When Cinderella heard the clock strike three-quarters past eleven, she made a low curtsey to the whole assembly, and retired in haste. On reaching home, she found her godmother, and after thanking her for the treat she had enjoyed, she ventured to express a wish to return to the ball on the following evening, as the prince had requested her to do. She was still relating to her godmother all that had happened at court, when her two sisters knocked at the door.

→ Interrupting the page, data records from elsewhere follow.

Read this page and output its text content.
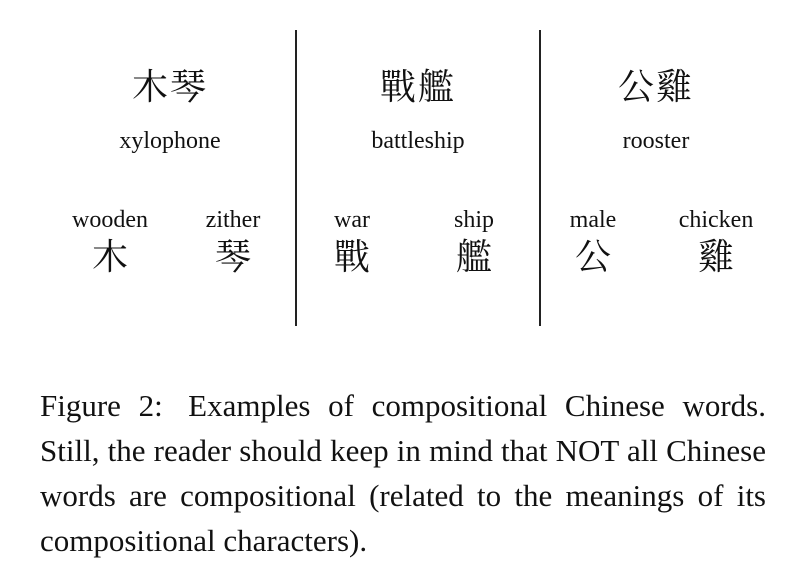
木琴
xylophone
wooden
木
zither
琴
戰艦
battleship
war
戰
ship
艦
公雞
rooster
male
公
chicken
雞
Figure 2: Examples of compositional Chinese words. Still, the reader should keep in mind that NOT all Chinese words are compositional (related to the meanings of its compositional characters).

Cinderella went and let them in, pretending to yawn and stretch herself, and rub her eyes, and saying: “How late you are!” just as if she was woke up out of a nap, though, truth to say, she had never felt less disposed to sleep in her life. “If you had been to the ball,” said one of the sisters, “you would not have thought it late. There came the most beautiful princess ever seen, who loaded us with polite attentions, and gave us oranges and citrons.”
Cinderella could scarcely contain her delight, and inquired the name of the princess. But they replied that nobody knew her name, and that the king’s son was in great trouble about her, and would give the world to know who she could be.